La niña Stark cogió todo lo que encontró a su paso. Desde crisantemos rojos como los frutos silvestres, hasta flores herbáceas que le picaban en las manos. En su camino, se topó con más de diez orugas y escarabajos ciervos que le trepaban por los brazos y le hacían cosquillas, pero ella solo río ante las acciones de los bichos y se sacudió los brazos para dejarlos caer otra vez en el pasto.

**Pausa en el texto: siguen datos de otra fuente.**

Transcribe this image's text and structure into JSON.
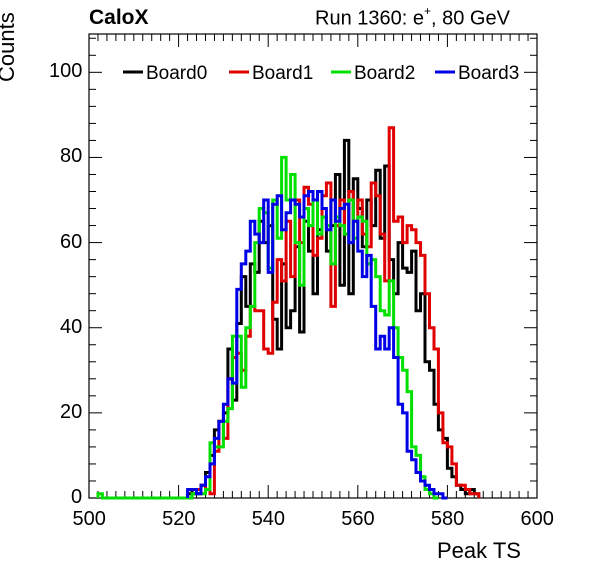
{
  "titles": {
    "left": "CaloX",
    "right_prefix": "Run 1360: e",
    "right_sup": "+",
    "right_suffix": ", 80 GeV"
  },
  "chart_data": {
    "type": "line",
    "title": "",
    "xlabel": "Peak TS",
    "ylabel": "Counts",
    "xlim": [
      500,
      600
    ],
    "ylim": [
      0,
      109
    ],
    "xticks": [
      "500",
      "520",
      "540",
      "560",
      "580",
      "600"
    ],
    "yticks": [
      "0",
      "20",
      "40",
      "60",
      "80",
      "100"
    ],
    "grid": false,
    "legend_position": "top-center",
    "bin_width": 1,
    "series": [
      {
        "name": "Board0",
        "color": "#000000",
        "x_start": 522,
        "values": [
          1,
          2,
          1,
          3,
          6,
          10,
          16,
          18,
          20,
          35,
          23,
          41,
          52,
          45,
          55,
          53,
          65,
          60,
          64,
          42,
          35,
          55,
          40,
          44,
          59,
          39,
          65,
          58,
          48,
          63,
          66,
          58,
          64,
          76,
          50,
          84,
          48,
          75,
          68,
          59,
          70,
          64,
          77,
          61,
          78,
          56,
          48,
          60,
          54,
          53,
          58,
          44,
          48,
          32,
          30,
          22,
          16,
          14,
          7,
          5,
          3,
          2,
          1,
          2,
          1
        ]
      },
      {
        "name": "Board1",
        "color": "#e00000",
        "x_start": 523,
        "values": [
          1,
          2,
          3,
          2,
          1,
          11,
          18,
          14,
          28,
          33,
          34,
          30,
          38,
          45,
          44,
          44,
          35,
          34,
          46,
          56,
          51,
          65,
          52,
          70,
          60,
          73,
          69,
          57,
          61,
          71,
          74,
          45,
          64,
          70,
          62,
          72,
          65,
          70,
          62,
          59,
          74,
          71,
          62,
          51,
          87,
          65,
          66,
          60,
          64,
          63,
          60,
          57,
          48,
          40,
          35,
          20,
          13,
          12,
          8,
          3,
          3,
          2,
          1,
          1
        ]
      },
      {
        "name": "Board2",
        "color": "#00e000",
        "x_start": 502,
        "values": [
          1,
          0,
          0,
          0,
          0,
          0,
          0,
          0,
          0,
          0,
          0,
          0,
          0,
          0,
          0,
          0,
          0,
          0,
          0,
          0,
          0,
          1,
          1,
          1,
          2,
          13,
          12,
          12,
          18,
          21,
          38,
          38,
          26,
          40,
          45,
          60,
          68,
          67,
          54,
          70,
          61,
          80,
          70,
          76,
          60,
          50,
          68,
          64,
          70,
          62,
          66,
          64,
          55,
          66,
          64,
          62,
          70,
          61,
          66,
          65,
          55,
          56,
          52,
          44,
          43,
          51,
          40,
          33,
          30,
          25,
          12,
          10,
          5,
          2,
          1,
          0
        ]
      },
      {
        "name": "Board3",
        "color": "#0000e6",
        "x_start": 522,
        "values": [
          2,
          2,
          1,
          3,
          5,
          8,
          14,
          18,
          22,
          28,
          27,
          49,
          55,
          58,
          65,
          62,
          60,
          70,
          53,
          69,
          71,
          63,
          67,
          70,
          69,
          66,
          71,
          72,
          70,
          72,
          68,
          63,
          70,
          65,
          68,
          69,
          60,
          65,
          58,
          52,
          57,
          45,
          35,
          38,
          35,
          40,
          33,
          22,
          20,
          11,
          9,
          6,
          4,
          3,
          2,
          1,
          1,
          0
        ]
      }
    ]
  }
}
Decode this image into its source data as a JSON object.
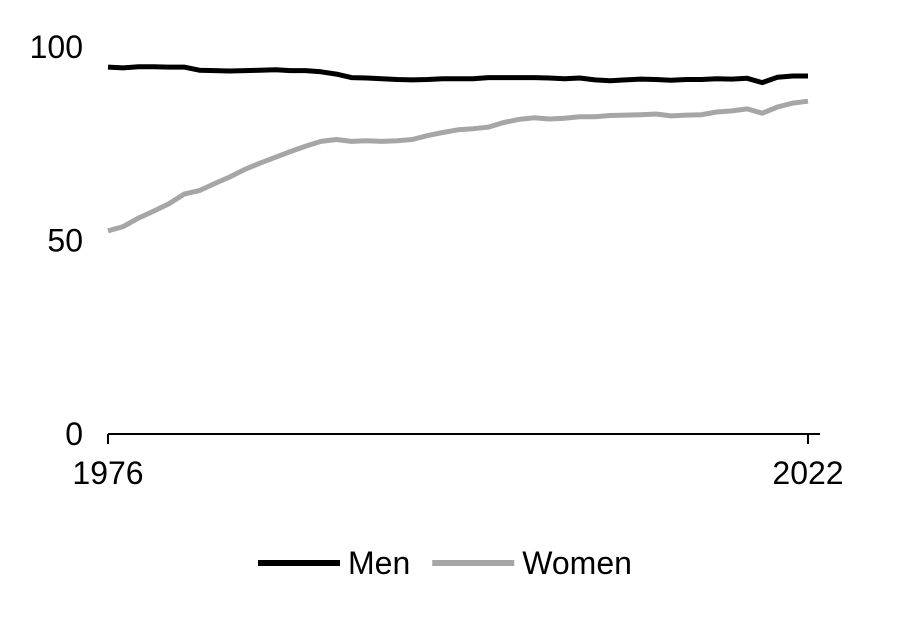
{
  "chart_data": {
    "type": "line",
    "title": "",
    "xlabel": "",
    "ylabel": "",
    "xlim": [
      1976,
      2022
    ],
    "ylim": [
      0,
      100
    ],
    "x_ticks": [
      1976,
      2022
    ],
    "y_ticks": [
      0,
      50,
      100
    ],
    "x_tick_labels": [
      "1976",
      "2022"
    ],
    "y_tick_labels": [
      "0",
      "50",
      "100"
    ],
    "grid": false,
    "legend_position": "bottom",
    "x": [
      1976,
      1977,
      1978,
      1979,
      1980,
      1981,
      1982,
      1983,
      1984,
      1985,
      1986,
      1987,
      1988,
      1989,
      1990,
      1991,
      1992,
      1993,
      1994,
      1995,
      1996,
      1997,
      1998,
      1999,
      2000,
      2001,
      2002,
      2003,
      2004,
      2005,
      2006,
      2007,
      2008,
      2009,
      2010,
      2011,
      2012,
      2013,
      2014,
      2015,
      2016,
      2017,
      2018,
      2019,
      2020,
      2021,
      2022
    ],
    "series": [
      {
        "name": "Men",
        "color": "#000000",
        "values": [
          94.8,
          94.6,
          94.9,
          94.9,
          94.8,
          94.8,
          94.0,
          93.9,
          93.8,
          93.9,
          94.0,
          94.1,
          93.9,
          93.9,
          93.6,
          93.0,
          92.1,
          92.0,
          91.8,
          91.6,
          91.5,
          91.6,
          91.8,
          91.8,
          91.8,
          92.1,
          92.1,
          92.1,
          92.1,
          92.0,
          91.8,
          92.0,
          91.5,
          91.3,
          91.5,
          91.7,
          91.6,
          91.4,
          91.6,
          91.6,
          91.8,
          91.7,
          91.9,
          90.8,
          92.2,
          92.5,
          92.5
        ]
      },
      {
        "name": "Women",
        "color": "#a6a6a6",
        "values": [
          52.5,
          53.6,
          55.8,
          57.6,
          59.5,
          62.0,
          62.9,
          64.7,
          66.4,
          68.4,
          70.0,
          71.5,
          73.0,
          74.4,
          75.6,
          76.1,
          75.6,
          75.8,
          75.6,
          75.8,
          76.1,
          77.1,
          77.9,
          78.6,
          78.9,
          79.3,
          80.5,
          81.3,
          81.7,
          81.4,
          81.6,
          82.0,
          82.0,
          82.3,
          82.4,
          82.5,
          82.7,
          82.2,
          82.4,
          82.5,
          83.2,
          83.5,
          84.0,
          82.9,
          84.5,
          85.5,
          86.0
        ]
      }
    ]
  }
}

Luego, Arya corre con las manos y cara manchada con barro al caballo en el que su señor padre monta, entregando con una sonrisa de dientes torcidos y nariz arrugada el ramo de flores a Ned. El hombre al principio la ve con mala cara, pero después ríe, le da un beso en la mata opaca de pelo negro y agradece el gesto del racimo. Arya sonríe ingenuamente y siente el corazón relleno de alegría por hacer sentir querido a su padre, pues son pocas las veces en que él honorable Eddard Stark muestra tal simpatía hacia sus hijos en lugares públicos. Y no es para malentender, pues el señor de Invernalia adora a cada uno de sus hijos por igual —incluso a su hijo bastardo, a quién uno pensaría que dejaría en el olvido por ser muestra de sus actos desvergonzados—, pero debe atender el significado de portar un peso tan grande como ser el señor de una casa grande, lo cual conlleva a ser un hombre de pocos sentimientos ante el pueblo llano. Inclusive, dejando el cariño público ante su señora e hijos. Pero con todo eso, Arya lo entiende y lo comprende.
Por ello, cuando la hoja de Hielo cae sobre su cabeza, Arya grita internamente, siente que su cuerpo pesa más de lo que debería y se siente morir.